Dr. Suresh Rajappa PhD PMP MBA is seasoned senior IT management consulting professional with 25 years’ experience leading large global IT programs and projects in IT Strategy, Finance IT (FINTECH) Transformation Strategy, BI and data warehousing / Data Analytics and Management for multiple fortune 100 clients across diverse industries, generating millions of dollars to top and bottom lines. Successful recruiting and leading onshore/offshore cross-cultural teams to deliver complex enterprise-wide solutions within tight deadlines and budgets. Highly effective at breaking down strategic program/project initiatives into tactical plans and processes to achieve aggressive customer goals. Excel at leveraging strategic partnerships, global resources, process improvements, and best practices to maximize project delivery performance and ROI. Inspirational, solution-focused leader with exceptional ability managing multimillion-dollar P&Ls/budgets and change management initiatives. As an adjunct professor, Dr. Suresh Rajappa teaches data science for graduate and doctoral students at PSG College of technology. His Industry specializations include Utility, Finance (Banking and Insurance) and HiTech Manufacturing. He is a frequent speaker Microsoft PASS conferences, SAP Financials and SAP TechEd conferences on Data Analytics related topics. He also teaches Data Analytics and IT Project Management for Undergraduate and Graduate level students. He is also key note speaker in International Conference on Artificial Intelligence, Smart Grid and Smart City Applications.
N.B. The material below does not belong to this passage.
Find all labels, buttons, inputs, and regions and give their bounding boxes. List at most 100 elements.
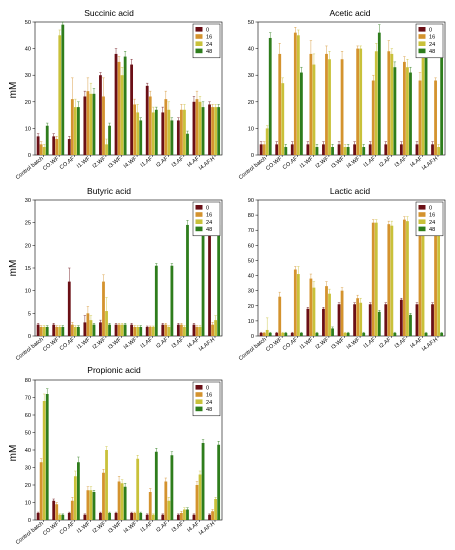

Dr. Surekha Paneerselvam is an Assistant Professor (Sr. Gr) in the Department of Electrical and Electronics Engineering, Amrita School of Engineering, Bengaluru, Amrita Vishwa Vidyapeetham, India with 20 years of experience in teaching, industry and research. She has published 35 papers in International and National journals and conferences. She has authored 7 books with leading publishers such as CRC Press and Springer. Her research interests include Control Systems, Computational Intelligence, Machine Learning, Signal and Image Processing, Embedded Systems, Real time operating systems, and Virtual Instrumentation.